A week or so ago, a friend and museum colleague posted a link on Facebook to this article published in the Denver Business Journal. It is an opinion piece by David Sneed, CEO of Alpine Fencing. From viewing his company’s website—which offers a nice variety of fences for any of your neighborly needs—I think he would qualify as a typical “joe public” museum goer. This is someone we as museum professionals want hear from. How else will we be able to be relevant to a wider population? We must know what our patrons think, what they want and we should deliver, right?
The title of Mr. Sneed’s article is “Must All Museums Be Geared to Four Year Olds?” and he relates an experience he had at The Museum of Science and Industry in Chicago where, to put it in a nutshell, the interactives provided for the public were more a distraction than anything else. I’ll let you read the article for yourself. He touched on the fact that if the interactives work at all, they make a lot of noise and become more of what the museum is about than its collections.

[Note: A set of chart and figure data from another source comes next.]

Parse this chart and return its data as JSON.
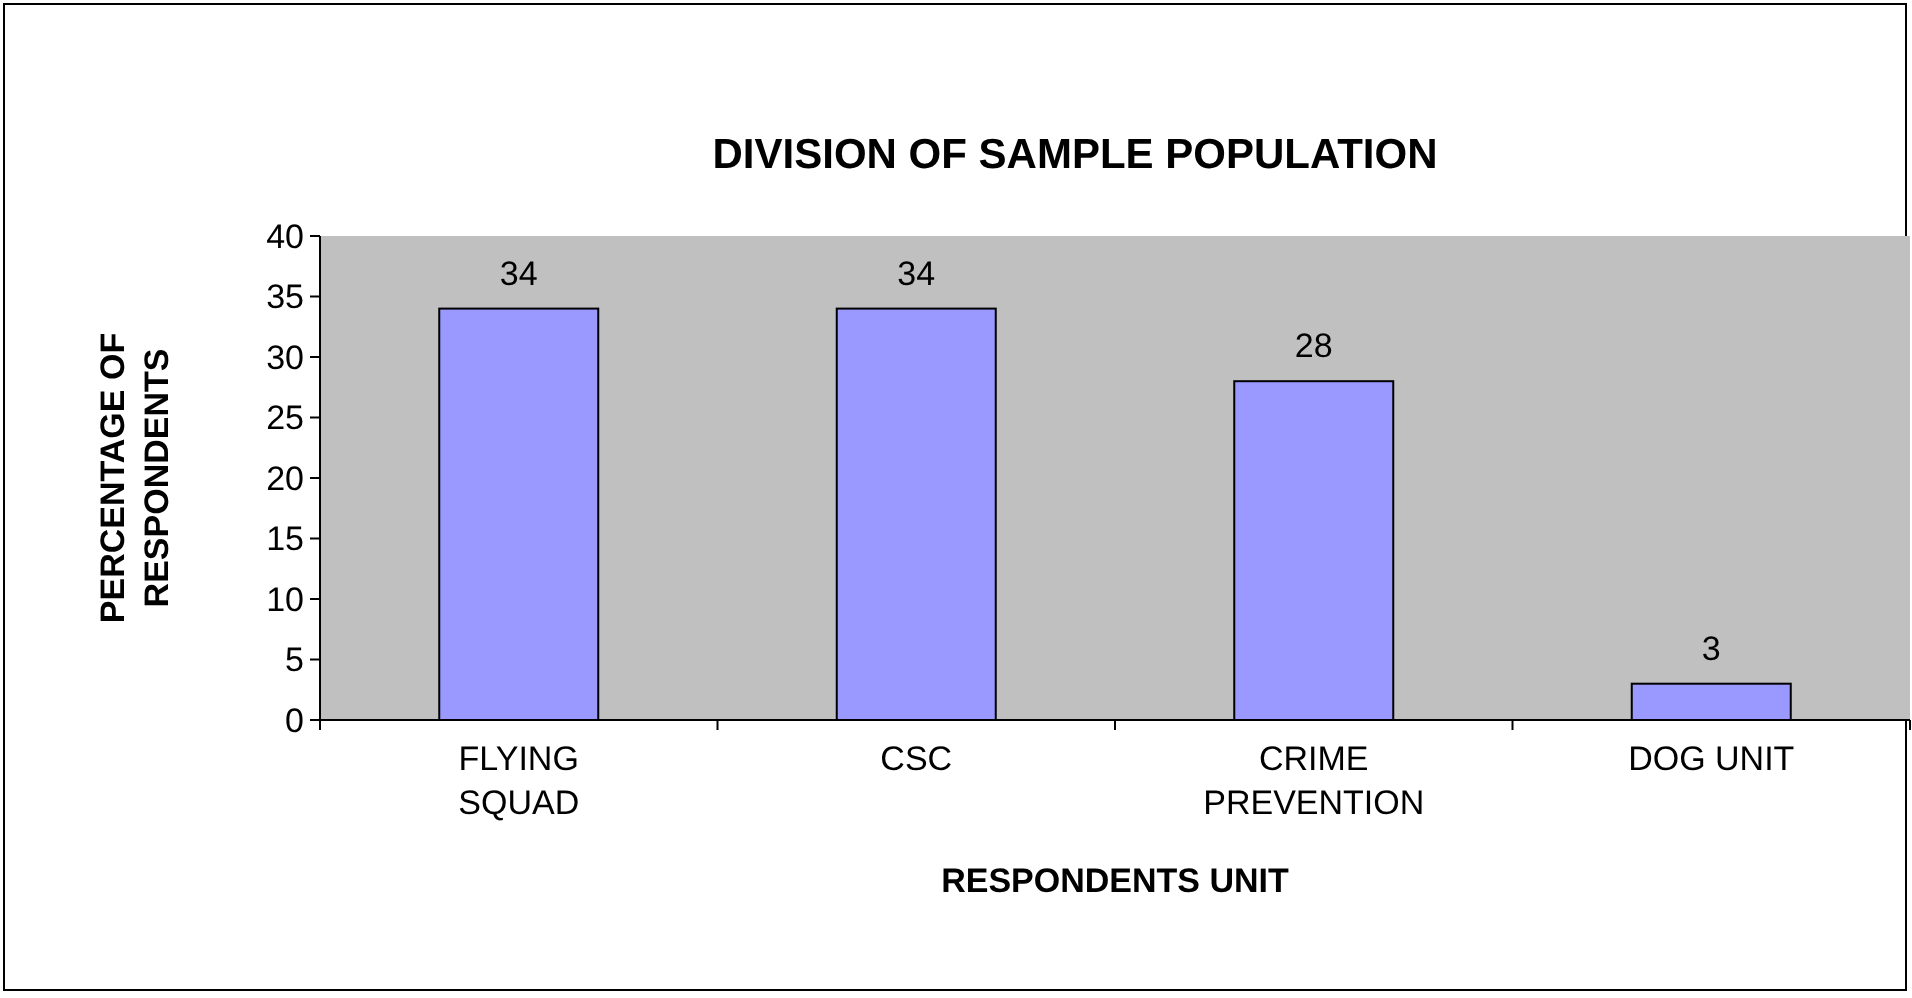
{
  "chart_data": {
    "type": "bar",
    "title": "DIVISION OF SAMPLE POPULATION",
    "xlabel": "RESPONDENTS UNIT",
    "ylabel": "PERCENTAGE OF RESPONDENTS",
    "categories": [
      "FLYING SQUAD",
      "CSC",
      "CRIME PREVENTION",
      "DOG UNIT"
    ],
    "values": [
      34,
      34,
      28,
      3
    ],
    "color": "#9999ff",
    "ylim": [
      0,
      40
    ],
    "yticks": [
      0,
      5,
      10,
      15,
      20,
      25,
      30,
      35,
      40
    ],
    "data_labels": true
  }
}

Now, let’s reread the article by CNN travel writer James Durston about which I wrote a couple of months ago. He wrote that he hates museums and how they are boring and snobby. I agreed with him, and still do, they can be boring and snobby. Heck, museum staff can be so boring and snobby that it makes me want to run the other way—no offense to my colleagues, but I know you know what I mean.
Wouldn’t it be interesting to put Messrs. Sneed and Durston in a room and get them talking? They seem to be at opposite ends of the museum going spectrum. One yearns for the expertise, the sophistication of a museum where artifacts are taken seriously, where the other wants more life, more popular relevance in exhibits. At first, when I considered these two articles I thought, this is the root of our greatest challenge— the fickle public. Advertising folks, Hollywood execs, and marketing firms all know that the public can change its taste in less time than it takes for a hipster to grow a beard.
Can museums and historic sites serve these two seemingly divergent audiences? Or should we just try to focus on one or the other?